$10K grant goes hand in hand with mentorship program
Riverview, FL—RVR Horse Rescue announced today that it has received a $10,000 grant from the ASPCA’s Equine Fund. The grant will be used to complete capital improvements to fencing and stalls, and for further administrative training and development. “RVR has experienced great growth in the past few years,” said Shawn Jayroe, RVR founder and President. “These grant funds from the ASPCA will help RVR maintain our facility standards and grow our administrative capabilities. We will replace deteriorating sections of fencing, build more feeding stalls and obtain shelter oriented software for management of rescue data.”

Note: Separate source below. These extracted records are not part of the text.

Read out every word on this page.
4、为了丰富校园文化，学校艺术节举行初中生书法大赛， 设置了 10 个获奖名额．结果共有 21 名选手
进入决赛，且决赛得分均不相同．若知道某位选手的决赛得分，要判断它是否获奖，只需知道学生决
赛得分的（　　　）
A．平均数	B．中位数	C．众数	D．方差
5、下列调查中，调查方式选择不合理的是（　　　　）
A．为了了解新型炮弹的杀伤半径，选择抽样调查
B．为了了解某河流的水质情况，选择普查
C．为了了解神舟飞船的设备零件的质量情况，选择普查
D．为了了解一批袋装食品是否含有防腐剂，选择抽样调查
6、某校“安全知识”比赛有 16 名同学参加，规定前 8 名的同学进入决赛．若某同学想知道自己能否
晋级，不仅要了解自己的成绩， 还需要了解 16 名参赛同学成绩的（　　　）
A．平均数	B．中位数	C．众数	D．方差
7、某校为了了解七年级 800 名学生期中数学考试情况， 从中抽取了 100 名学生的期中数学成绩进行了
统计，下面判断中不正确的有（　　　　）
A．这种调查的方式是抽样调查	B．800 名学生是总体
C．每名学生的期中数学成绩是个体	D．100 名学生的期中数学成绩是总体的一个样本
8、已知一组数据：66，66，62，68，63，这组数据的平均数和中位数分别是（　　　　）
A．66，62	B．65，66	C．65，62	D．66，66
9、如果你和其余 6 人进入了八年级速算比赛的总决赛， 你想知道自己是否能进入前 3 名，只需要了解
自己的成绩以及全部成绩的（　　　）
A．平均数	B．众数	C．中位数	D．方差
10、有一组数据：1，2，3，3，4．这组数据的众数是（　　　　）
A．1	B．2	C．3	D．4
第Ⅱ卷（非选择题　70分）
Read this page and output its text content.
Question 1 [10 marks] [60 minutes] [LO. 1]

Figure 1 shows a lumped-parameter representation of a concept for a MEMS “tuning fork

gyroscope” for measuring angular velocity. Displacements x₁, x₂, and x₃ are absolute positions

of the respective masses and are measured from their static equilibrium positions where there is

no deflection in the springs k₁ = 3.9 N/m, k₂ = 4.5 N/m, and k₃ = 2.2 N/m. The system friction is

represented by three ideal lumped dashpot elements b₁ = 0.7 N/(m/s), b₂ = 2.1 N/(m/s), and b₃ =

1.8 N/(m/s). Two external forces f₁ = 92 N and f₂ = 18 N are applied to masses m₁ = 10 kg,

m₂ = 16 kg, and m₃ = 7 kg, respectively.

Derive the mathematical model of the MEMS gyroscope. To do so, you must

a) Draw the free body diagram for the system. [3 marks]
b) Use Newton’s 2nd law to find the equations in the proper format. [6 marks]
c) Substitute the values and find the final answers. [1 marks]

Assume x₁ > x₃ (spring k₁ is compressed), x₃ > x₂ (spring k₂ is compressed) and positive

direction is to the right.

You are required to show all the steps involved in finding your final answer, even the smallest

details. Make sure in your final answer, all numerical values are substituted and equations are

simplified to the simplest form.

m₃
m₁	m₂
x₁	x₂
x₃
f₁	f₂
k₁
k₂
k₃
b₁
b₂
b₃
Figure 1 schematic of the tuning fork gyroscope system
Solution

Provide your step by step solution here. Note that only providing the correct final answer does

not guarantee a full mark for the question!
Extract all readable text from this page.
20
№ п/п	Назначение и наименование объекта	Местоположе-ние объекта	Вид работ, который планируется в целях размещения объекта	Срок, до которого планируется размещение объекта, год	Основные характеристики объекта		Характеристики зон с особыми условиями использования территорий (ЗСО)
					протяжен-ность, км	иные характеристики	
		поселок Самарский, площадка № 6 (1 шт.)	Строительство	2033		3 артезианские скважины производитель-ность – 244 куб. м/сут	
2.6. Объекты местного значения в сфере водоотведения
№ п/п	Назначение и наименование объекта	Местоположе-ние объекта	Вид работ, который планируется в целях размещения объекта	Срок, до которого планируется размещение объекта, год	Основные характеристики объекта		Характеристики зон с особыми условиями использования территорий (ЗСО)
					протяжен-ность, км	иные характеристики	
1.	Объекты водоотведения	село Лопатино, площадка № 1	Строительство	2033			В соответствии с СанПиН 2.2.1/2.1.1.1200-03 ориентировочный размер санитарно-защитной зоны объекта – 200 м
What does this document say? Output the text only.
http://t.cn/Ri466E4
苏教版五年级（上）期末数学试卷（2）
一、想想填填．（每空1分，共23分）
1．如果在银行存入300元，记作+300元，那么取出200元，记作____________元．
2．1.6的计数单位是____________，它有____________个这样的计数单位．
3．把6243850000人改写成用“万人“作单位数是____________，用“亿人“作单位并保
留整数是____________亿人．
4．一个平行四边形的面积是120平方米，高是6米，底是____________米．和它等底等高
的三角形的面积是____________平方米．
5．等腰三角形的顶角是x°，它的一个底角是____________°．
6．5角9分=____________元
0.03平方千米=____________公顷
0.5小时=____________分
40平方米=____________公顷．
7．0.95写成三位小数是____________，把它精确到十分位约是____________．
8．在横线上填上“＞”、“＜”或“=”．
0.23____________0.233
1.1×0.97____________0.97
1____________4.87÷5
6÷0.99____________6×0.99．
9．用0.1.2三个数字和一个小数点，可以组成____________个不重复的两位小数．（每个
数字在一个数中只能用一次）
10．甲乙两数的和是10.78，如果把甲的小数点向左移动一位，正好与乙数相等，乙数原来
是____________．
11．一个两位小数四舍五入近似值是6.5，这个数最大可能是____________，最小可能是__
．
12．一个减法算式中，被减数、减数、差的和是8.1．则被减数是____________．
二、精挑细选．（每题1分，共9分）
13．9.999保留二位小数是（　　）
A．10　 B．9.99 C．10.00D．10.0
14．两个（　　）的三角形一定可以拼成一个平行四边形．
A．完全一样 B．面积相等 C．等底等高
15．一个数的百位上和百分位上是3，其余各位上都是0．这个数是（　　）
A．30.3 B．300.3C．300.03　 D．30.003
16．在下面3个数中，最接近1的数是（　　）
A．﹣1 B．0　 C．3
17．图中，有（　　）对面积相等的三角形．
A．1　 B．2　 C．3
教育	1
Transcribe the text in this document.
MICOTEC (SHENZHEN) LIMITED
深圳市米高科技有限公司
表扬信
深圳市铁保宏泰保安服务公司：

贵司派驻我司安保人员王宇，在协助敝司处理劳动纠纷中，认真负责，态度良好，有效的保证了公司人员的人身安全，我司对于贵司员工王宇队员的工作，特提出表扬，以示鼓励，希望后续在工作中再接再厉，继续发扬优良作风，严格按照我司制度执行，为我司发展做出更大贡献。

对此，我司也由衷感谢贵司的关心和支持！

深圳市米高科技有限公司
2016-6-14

“The ASPCA is pleased to award this grant to RVR Horse Rescue to help cover the costs associated with making capital improvements and we thank them for their commitment to animal welfare,” said Stacy Segal, director of Equine Initiatives for the ASPCA. “RVR is a vital resource to its community and the ASPCA is proud to invest in it’s future. We’re excited to lend support to RVR as it grows through new programs, capital improvements, and professional development.”
The $10,000 grant comes as part of a mentorship program of the ASPCA. Rescues showing great promise are chosen to participate in a yearlong partnership with a representative from the Equine Fund. The objective of the mentorship program is to assist rescues in managing growth, reaching rescue goals, and expanding their impact on the animal community. The ASPCA will be working with RVR to obtain accreditation from the Global Federation of Animal Sanctuaries, an organization that “promotes and validates excellence in animal sanctuary management.”
About RVR Horse Rescue:
RVR was founded in 2004 by Shawn Jayroe. It received 501c3 status in 2011. RVR specializes in taking in the worst cases of abuse and neglect. Over 180 horses have come through RVR’s gates suffering from starvation and physical wounds of abuse. At RVR they are rehabilitated and re-homed with loving families. Horses whose age and health status make them less adoptable remain at RVR in the loving care of rescue volunteers. Horses that arrive at RVR too late to be saved or who are terminally ill are comforted by the volunteers during their remaining time. RVR is an entirely volunteer run organization.